Voor vruchtbare vrouwen: zie de rubriek Zwangerschap.
Overdosering
Neem voor informatie over een vergiftiging met L-carnitine contact op met het Nationaal Vergiftigingen Informatie Centrum.
Overdosering
Symptomen
toenemende lethargie.
Neem voor informatie over een vergiftiging met mercaptamine contact op met het Nationaal Vergiftigingen Informatie Centrum.
Eigenschappen
Lichaamseigen stof, L-aminozuurderivaat, voornamelijk gevormd door endogene synthese uit lysine en methionine in de lever en de nier, maar kan ook worden verkregen uit de voeding. Speelt een rol in het metabolisme van lipiden, ketonlichamen en vertakte-keten-aminozuren. Levocarnitine is noodzakelijk voor het transport van lange-ketenvetzuren over het binnenmembraan van de mitochondria naar de mitochondriale matrix, waar de β-oxidatie plaatsvindt met als resultaat productie van ATP.
Kinetische gegevens
Resorptie | relatief langzaam in dunne darm. |
F | Na oraal gebruik zeer gering (< 10%) en zeer variabel. |
Metabolisering | Na orale toediening wordt L-carnitine dat niet is opgenomen in de bloedbaan, omgezet in het maag-darmkanaal door bacteriële microflora.
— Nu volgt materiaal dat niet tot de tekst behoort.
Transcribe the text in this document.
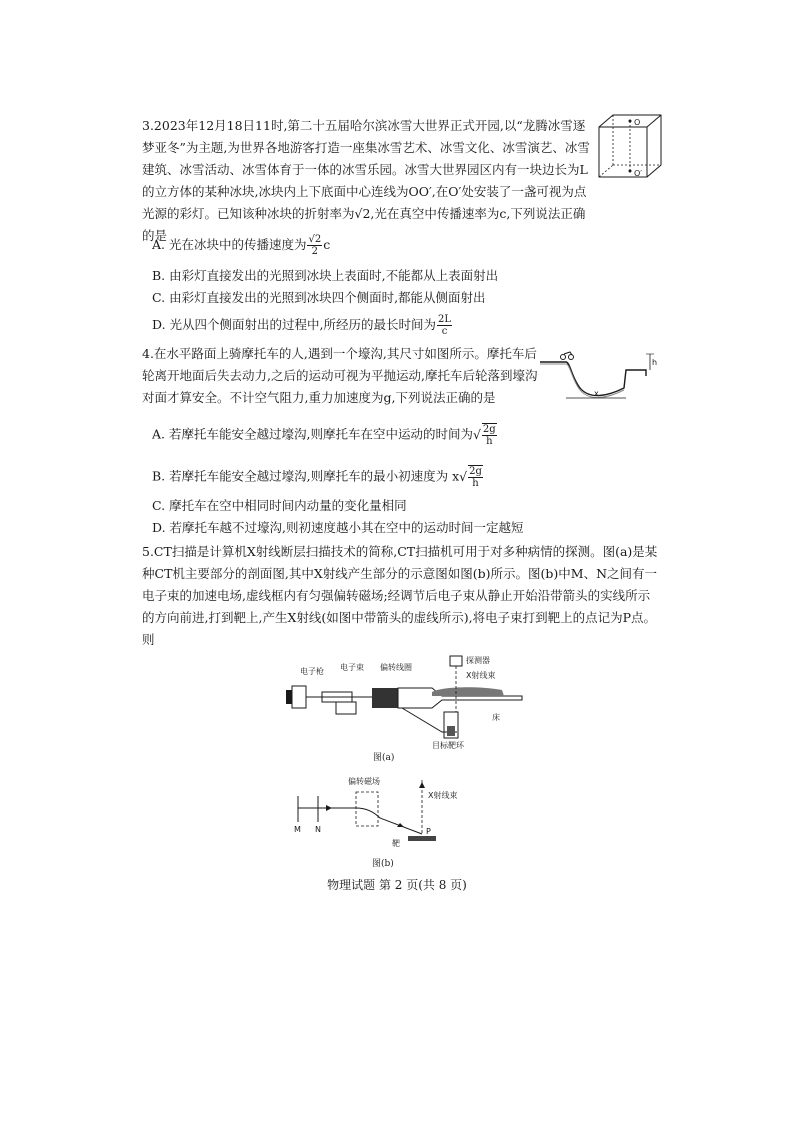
3.2023年12月18日11时,第二十五届哈尔滨冰雪大世界正式开园,以“龙腾冰雪逐梦亚冬”为主题,为世界各地游客打造一座集冰雪艺术、冰雪文化、冰雪演艺、冰雪建筑、冰雪活动、冰雪体育于一体的冰雪乐园。冰雪大世界园区内有一块边长为L的立方体的某种冰块,冰块内上下底面中心连线为OO′,在O′处安装了一盏可视为点光源的彩灯。已知该种冰块的折射率为√2,光在真空中传播速率为c,下列说法正确的是

O
O′
A. 光在冰块中的传播速度为 $\frac{√2}{2}$ c
B. 由彩灯直接发出的光照到冰块上表面时,不能都从上表面射出
C. 由彩灯直接发出的光照到冰块四个侧面时,都能从侧面射出
D. 光从四个侧面射出的过程中,所经历的最长时间为 $\frac{2L}{c}$

4.在水平路面上骑摩托车的人,遇到一个壕沟,其尺寸如图所示。摩托车后轮离开地面后失去动力,之后的运动可视为平抛运动,摩托车后轮落到壕沟对面才算安全。不计空气阻力,重力加速度为g,下列说法正确的是

h
x
A. 若摩托车能安全越过壕沟,则摩托车在空中运动的时间为√ $\frac{2g}{h}$
B. 若摩托车能安全越过壕沟,则摩托车的最小初速度为 $x√ \frac{2g}{h}$
C. 摩托车在空中相同时间内动量的变化量相同
D. 若摩托车越不过壕沟,则初速度越小其在空中的运动时间一定越短

5.CT扫描是计算机X射线断层扫描技术的简称,CT扫描机可用于对多种病情的探测。图(a)是某种CT机主要部分的剖面图,其中X射线产生部分的示意图如图(b)所示。图(b)中M、N之间有一电子束的加速电场,虚线框内有匀强偏转磁场;经调节后电子束从静止开始沿带箭头的实线所示的方向前进,打到靶上,产生X射线(如图中带箭头的虚线所示),将电子束打到靶上的点记为P点。则

电子枪 电子束 偏转线圈
探测器
X射线束
床
目标靶环
图(a)
偏转磁场
X射线束
M N	P
靶
图(b)
物理试题 第 2 页(共 8 页)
Belangrijke metabolieten zijn trimethylamine-N-oxide and γ-butyrobetaine. |
Eliminatie | voornamelijk met de urine. |
Uitleg afkortingen
F | biologische beschikbaarheid (fractie van de dosis die in de systemische circulatie verschijnt) |
T max | tijdsduur tot maximale bloedspiegel na toediening |
V d | verdelingsvolume (fictief volume waarin een geneesmiddel zich verdeelt over het lichaam) |
T 1/2 | plasmahalfwaardetijd (tijd die nodig is om een bepaalde plasmaconcentratie te halveren) |
T 1/2el | plasmahalfwaardetijd in de eliminatiefase, terminale halfwaardetijd |
Eigenschappen
Mercaptamine ofwel cysteamine passeert door vrije diffusie plasma- en lysosomale membranen en accumuleert in de zure lysosomen. Daar reageert het met het geaccumuleerde cystine tot cysteïne, dat snel de lysosomen verlaat. Een reactie van mercaptamine met gevormd cysteïne tot een disulfide vindt ook plaats, waarna deze via het lysinecarrier-systeem de lysosomen verlaat. Mercaptamine vermindert hierdoor de cystinestapeling in sommige cellen (bv. leukocyten, spier- en levercellen) bij cystinose en vertraagt de ontwikkeling van nierfalen (o.a. syndroom van Fanconi).
Kinetische gegevens
Resorptie | Inname van voedsel dertig minuten vóór inname van de maagsapresistente capsule vermindert de blootstelling met ca. 35%. Inname van voedsel 30 min ná inname van de maagsapresistente capsule vermindert de blootstelling met ca. 16% of 45% voor respectievelijk intacte en open capsules. |
T max | na ca. 1½ uur. |
Eliminatie | vnl. met de urine als sulfaat. |
T 1/2el | 4–5 uur. |
Uitleg afkortingen
F | biologische beschikbaarheid (fractie van de dosis die in de systemische circulatie verschijnt) |
T max | tijdsduur tot maximale bloedspiegel na toediening |
V d | verdelingsvolume (fictief volume waarin een geneesmiddel zich verdeelt over het lichaam) |
T 1/2 | plasmahalfwaardetijd (tijd die nodig is om een bepaalde plasmaconcentratie te halveren) |
T 1/2el | plasmahalfwaardetijd in de eliminatiefase, terminale halfwaardetijd |
Groepsinformatie
L-carnitine hoort bij de groep middelen bij metabole aandoeningen, aminozuren.
Groepsinformatie
mercaptamine hoort bij de groep middelen bij metabole aandoeningen, aminozuren.